On Friday, January 30, the week wraps up with reports from SoFi Technologies Inc. (SOFI), Exxon Mobil Corporation (XOM), Verizon Communications Inc. (VZ), Chevron Corporation (CVX), American Express Company (AXP), Regeneron Pharmaceuticals Inc. (REGN), Colgate Palmolive Company (CL), Air Products and Chemicals Inc. (APD), Charter Communications Inc. (CHTR), Canadian National Railway Company (CNI), LyondellBasell Industries NV (LYB), Franklin Resources Inc. (BEN), Church and Dwight Co. Inc. (CHD), Brookfield Renewable Corporation (BEP), Aon plc (AON), Sumitomo Mitsui Financial Group Inc. (SMFG), and Imperial Oil Limited (IMO). Analysts expect Exxon Mobil to report earnings of about $1.70 per share on $80.67 billion in revenue, while Chevron is forecast at $1.43 per share on $46.88 billion.

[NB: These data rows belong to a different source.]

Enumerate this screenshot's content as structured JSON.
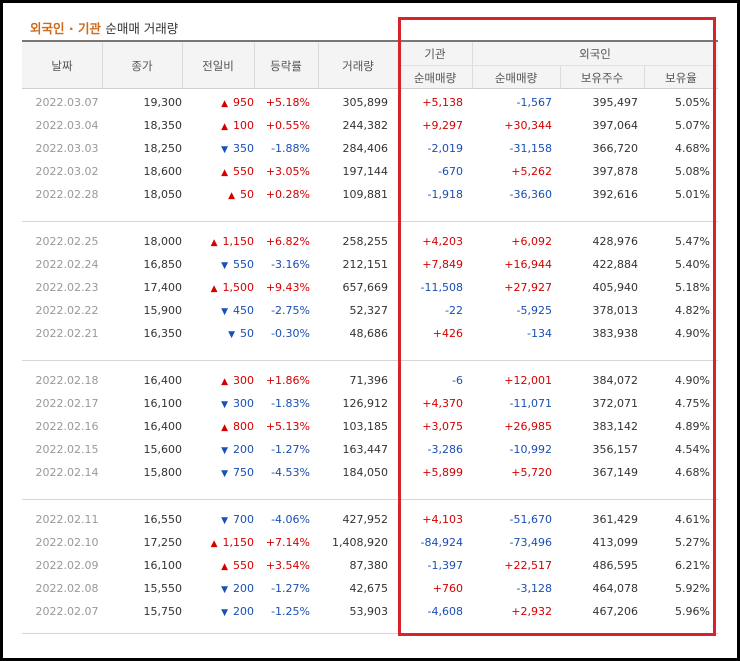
{
  "title": {
    "accent": "외국인 · 기관",
    "rest": "순매매 거래량"
  },
  "headers": {
    "date": "날짜",
    "close": "종가",
    "change": "전일비",
    "rate": "등락률",
    "volume": "거래량",
    "institution": "기관",
    "foreigner": "외국인",
    "inst_net": "순매매량",
    "frn_net": "순매매량",
    "holdings": "보유주수",
    "hold_ratio": "보유율"
  },
  "colors": {
    "up": "#d40000",
    "down": "#1a4fb3",
    "highlight_box": "#d8232a",
    "title_accent": "#d06a1a"
  },
  "groups": [
    {
      "rows": [
        {
          "date": "2022.03.07",
          "close": "19,300",
          "dir": "up",
          "change": "950",
          "rate": "+5.18%",
          "volume": "305,899",
          "inst": "+5,138",
          "frn": "-1,567",
          "holdings": "395,497",
          "ratio": "5.05%"
        },
        {
          "date": "2022.03.04",
          "close": "18,350",
          "dir": "up",
          "change": "100",
          "rate": "+0.55%",
          "volume": "244,382",
          "inst": "+9,297",
          "frn": "+30,344",
          "holdings": "397,064",
          "ratio": "5.07%"
        },
        {
          "date": "2022.03.03",
          "close": "18,250",
          "dir": "down",
          "change": "350",
          "rate": "-1.88%",
          "volume": "284,406",
          "inst": "-2,019",
          "frn": "-31,158",
          "holdings": "366,720",
          "ratio": "4.68%"
        },
        {
          "date": "2022.03.02",
          "close": "18,600",
          "dir": "up",
          "change": "550",
          "rate": "+3.05%",
          "volume": "197,144",
          "inst": "-670",
          "frn": "+5,262",
          "holdings": "397,878",
          "ratio": "5.08%"
        },
        {
          "date": "2022.02.28",
          "close": "18,050",
          "dir": "up",
          "change": "50",
          "rate": "+0.28%",
          "volume": "109,881",
          "inst": "-1,918",
          "frn": "-36,360",
          "holdings": "392,616",
          "ratio": "5.01%"
        }
      ]
    },
    {
      "rows": [
        {
          "date": "2022.02.25",
          "close": "18,000",
          "dir": "up",
          "change": "1,150",
          "rate": "+6.82%",
          "volume": "258,255",
          "inst": "+4,203",
          "frn": "+6,092",
          "holdings": "428,976",
          "ratio": "5.47%"
        },
        {
          "date": "2022.02.24",
          "close": "16,850",
          "dir": "down",
          "change": "550",
          "rate": "-3.16%",
          "volume": "212,151",
          "inst": "+7,849",
          "frn": "+16,944",
          "holdings": "422,884",
          "ratio": "5.40%"
        },
        {
          "date": "2022.02.23",
          "close": "17,400",
          "dir": "up",
          "change": "1,500",
          "rate": "+9.43%",
          "volume": "657,669",
          "inst": "-11,508",
          "frn": "+27,927",
          "holdings": "405,940",
          "ratio": "5.18%"
        },
        {
          "date": "2022.02.22",
          "close": "15,900",
          "dir": "down",
          "change": "450",
          "rate": "-2.75%",
          "volume": "52,327",
          "inst": "-22",
          "frn": "-5,925",
          "holdings": "378,013",
          "ratio": "4.82%"
        },
        {
          "date": "2022.02.21",
          "close": "16,350",
          "dir": "down",
          "change": "50",
          "rate": "-0.30%",
          "volume": "48,686",
          "inst": "+426",
          "frn": "-134",
          "holdings": "383,938",
          "ratio": "4.90%"
        }
      ]
    },
    {
      "rows": [
        {
          "date": "2022.02.18",
          "close": "16,400",
          "dir": "up",
          "change": "300",
          "rate": "+1.86%",
          "volume": "71,396",
          "inst": "-6",
          "frn": "+12,001",
          "holdings": "384,072",
          "ratio": "4.90%"
        },
        {
          "date": "2022.02.17",
          "close": "16,100",
          "dir": "down",
          "change": "300",
          "rate": "-1.83%",
          "volume": "126,912",
          "inst": "+4,370",
          "frn": "-11,071",
          "holdings": "372,071",
          "ratio": "4.75%"
        },
        {
          "date": "2022.02.16",
          "close": "16,400",
          "dir": "up",
          "change": "800",
          "rate": "+5.13%",
          "volume": "103,185",
          "inst": "+3,075",
          "frn": "+26,985",
          "holdings": "383,142",
          "ratio": "4.89%"
        },
        {
          "date": "2022.02.15",
          "close": "15,600",
          "dir": "down",
          "change": "200",
          "rate": "-1.27%",
          "volume": "163,447",
          "inst": "-3,286",
          "frn": "-10,992",
          "holdings": "356,157",
          "ratio": "4.54%"
        },
        {
          "date": "2022.02.14",
          "close": "15,800",
          "dir": "down",
          "change": "750",
          "rate": "-4.53%",
          "volume": "184,050",
          "inst": "+5,899",
          "frn": "+5,720",
          "holdings": "367,149",
          "ratio": "4.68%"
        }
      ]
    },
    {
      "rows": [
        {
          "date": "2022.02.11",
          "close": "16,550",
          "dir": "down",
          "change": "700",
          "rate": "-4.06%",
          "volume": "427,952",
          "inst": "+4,103",
          "frn": "-51,670",
          "holdings": "361,429",
          "ratio": "4.61%"
        },
        {
          "date": "2022.02.10",
          "close": "17,250",
          "dir": "up",
          "change": "1,150",
          "rate": "+7.14%",
          "volume": "1,408,920",
          "inst": "-84,924",
          "frn": "-73,496",
          "holdings": "413,099",
          "ratio": "5.27%"
        },
        {
          "date": "2022.02.09",
          "close": "16,100",
          "dir": "up",
          "change": "550",
          "rate": "+3.54%",
          "volume": "87,380",
          "inst": "-1,397",
          "frn": "+22,517",
          "holdings": "486,595",
          "ratio": "6.21%"
        },
        {
          "date": "2022.02.08",
          "close": "15,550",
          "dir": "down",
          "change": "200",
          "rate": "-1.27%",
          "volume": "42,675",
          "inst": "+760",
          "frn": "-3,128",
          "holdings": "464,078",
          "ratio": "5.92%"
        },
        {
          "date": "2022.02.07",
          "close": "15,750",
          "dir": "down",
          "change": "200",
          "rate": "-1.25%",
          "volume": "53,903",
          "inst": "-4,608",
          "frn": "+2,932",
          "holdings": "467,206",
          "ratio": "5.96%"
        }
      ]
    }
  ]
}
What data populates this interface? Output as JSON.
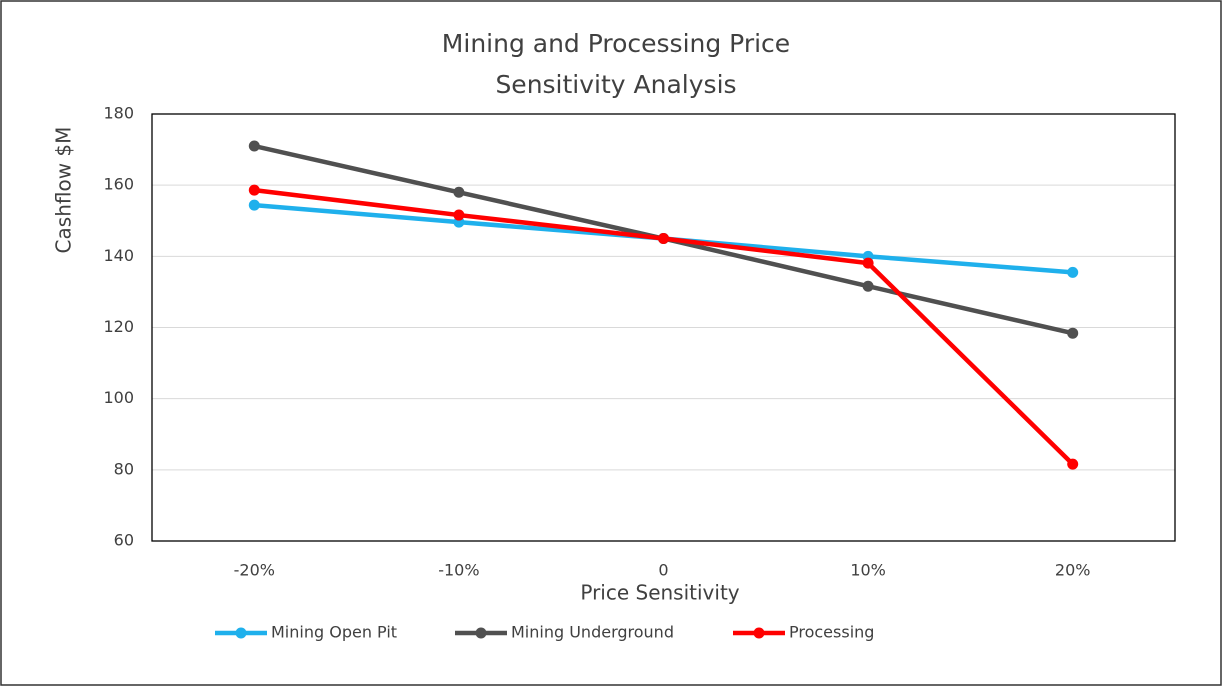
{
  "chart_data": {
    "type": "line",
    "title": [
      "Mining and Processing Price",
      "Sensitivity Analysis"
    ],
    "x_label": "Price Sensitivity",
    "y_label": "Cashflow $M",
    "categories": [
      "-20%",
      "-10%",
      "0",
      "10%",
      "20%"
    ],
    "series": [
      {
        "name": "Mining Open Pit",
        "color": "#1fb0ec",
        "values": [
          154.4,
          149.6,
          145,
          140,
          135.5
        ]
      },
      {
        "name": "Mining Underground",
        "color": "#505050",
        "values": [
          171,
          158,
          145,
          131.6,
          118.4
        ]
      },
      {
        "name": "Processing",
        "color": "#ff0000",
        "values": [
          158.6,
          151.6,
          145,
          138.1,
          81.6
        ]
      }
    ],
    "ylim": [
      60,
      180
    ],
    "yticks": [
      60,
      80,
      100,
      120,
      140,
      160,
      180
    ],
    "grid": true,
    "legend": "bottom"
  }
}
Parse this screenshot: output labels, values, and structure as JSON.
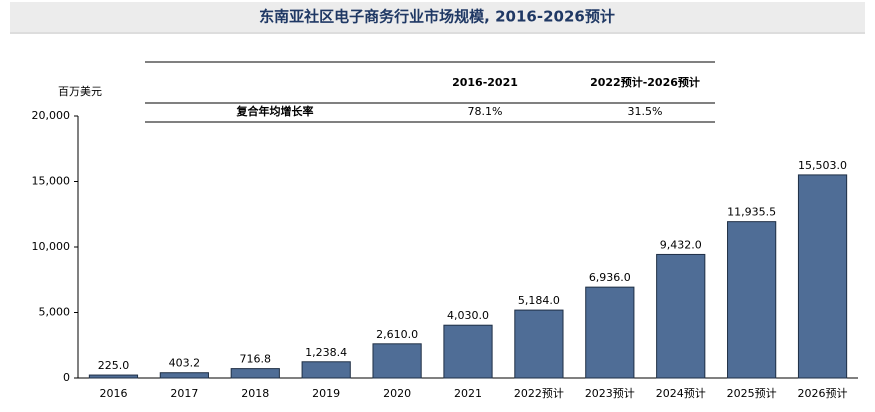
{
  "chart_data": {
    "type": "bar",
    "title": "东南亚社区电子商务行业市场规模, 2016-2026预计",
    "y_unit": "百万美元",
    "categories": [
      "2016",
      "2017",
      "2018",
      "2019",
      "2020",
      "2021",
      "2022预计",
      "2023预计",
      "2024预计",
      "2025预计",
      "2026预计"
    ],
    "values": [
      225.0,
      403.2,
      716.8,
      1238.4,
      2610.0,
      4030.0,
      5184.0,
      6936.0,
      9432.0,
      11935.5,
      15503.0
    ],
    "value_labels": [
      "225.0",
      "403.2",
      "716.8",
      "1,238.4",
      "2,610.0",
      "4,030.0",
      "5,184.0",
      "6,936.0",
      "9,432.0",
      "11,935.5",
      "15,503.0"
    ],
    "color": "#4f6d96",
    "ylim": [
      0,
      20000
    ],
    "yticks": [
      0,
      {
        "value": 5000,
        "label": "5,000"
      },
      {
        "value": 10000,
        "label": "10,000"
      },
      {
        "value": 15000,
        "label": "15,000"
      },
      {
        "value": 20000,
        "label": "20,000"
      }
    ],
    "grid": false,
    "cagr_table": {
      "columns": [
        "2016-2021",
        "2022预计-2026预计"
      ],
      "row_label": "复合年均增长率",
      "row_values": [
        "78.1%",
        "31.5%"
      ]
    }
  }
}
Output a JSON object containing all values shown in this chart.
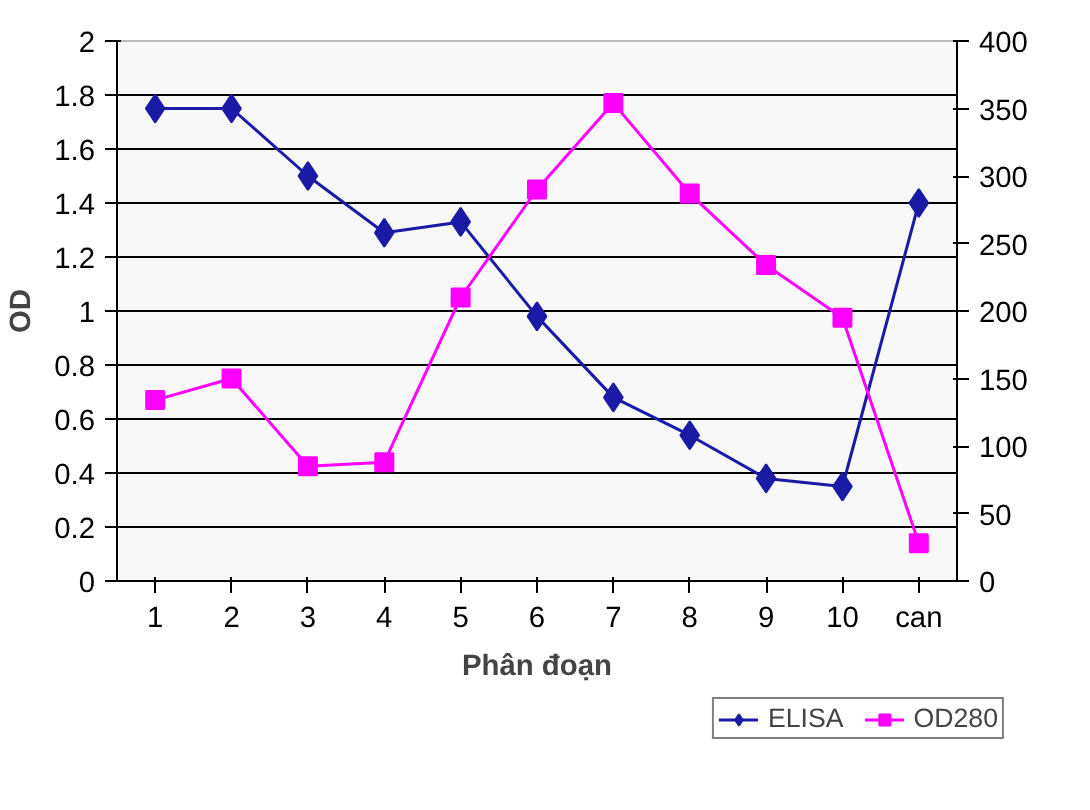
{
  "chart_data": {
    "type": "line",
    "xlabel": "Phân đoạn",
    "ylabel": "OD",
    "categories": [
      "1",
      "2",
      "3",
      "4",
      "5",
      "6",
      "7",
      "8",
      "9",
      "10",
      "can"
    ],
    "series": [
      {
        "name": "ELISA",
        "color": "#1a1aa6",
        "marker": "diamond",
        "values": [
          1.75,
          1.75,
          1.5,
          1.29,
          1.33,
          0.98,
          0.68,
          0.54,
          0.38,
          0.35,
          1.4
        ]
      },
      {
        "name": "OD280",
        "color": "#ff00ff",
        "marker": "square",
        "axis": "y2",
        "values": [
          134,
          150,
          85,
          88,
          210,
          290,
          354,
          287,
          234,
          195,
          28
        ]
      }
    ],
    "ylim": [
      0,
      2
    ],
    "yticks": [
      0,
      0.2,
      0.4,
      0.6,
      0.8,
      1,
      1.2,
      1.4,
      1.6,
      1.8,
      2
    ],
    "y2lim": [
      0,
      400
    ],
    "y2ticks": [
      0,
      50,
      100,
      150,
      200,
      250,
      300,
      350,
      400
    ],
    "grid": "y",
    "legend": "bottom right"
  }
}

Ex-Dividend Dates This Week

Several large companies will trade ex-dividend during the week.

Monday, January 26:
Royal Bank of Canada (RY) will go ex-dividend with a $1.18 payment next month. Invesco Mortgage Capital Inc. (IVR) follows with a $0.12 dividend payable in 20 days. USA Compression Partners LP (USAC) plans a $0.53 distribution in 13 days, while Diversified Healthcare Trust (DHC) plans a $0.01 distribution in 26 days. Seven Hills Realty Trust (SEVN) will pay $0.28 in 26 days.

Tuesday, January 27:
Conagra Brands Inc. (CAG) trades ex-dividend at $0.35 with a payment next month. Carpenter Technology Corporation (CRS) follows with a $0.20 payout next month, while Metropolitan Bank Holding Corp. (MCB) offers $0.20 in 13 days.

Wednesday, January 28:
The Clorox Company (CLX) will go ex-dividend at $1.24, with payment in 20 days. Paychex Inc. (PAYX) follows with a $1.08 payout next month, while Cal-Maine Foods Inc. (CALM) plans a $0.72 distribution in 19 days.

Thursday, January 29:
Constellation Brands Inc. (STZ) trades ex-dividend at $1.02 with payment in 19 days. Fastenal Company (FAST) follows with a $0.24 payout next month, while Marsh and McLennan Companies Inc. (MMC) will distribute $0.90 in 20 days.

Friday, January 30:
Caseys General Stores Inc. (CASY) goes ex-dividend at $0.57 with a payment in 20 days. Concentrix Corporation (CNXC) follows with a $0.36 payout in 17 days, while Whitecap Resources Inc. (WCPRF) plans a $0.04 distribution in 24 days.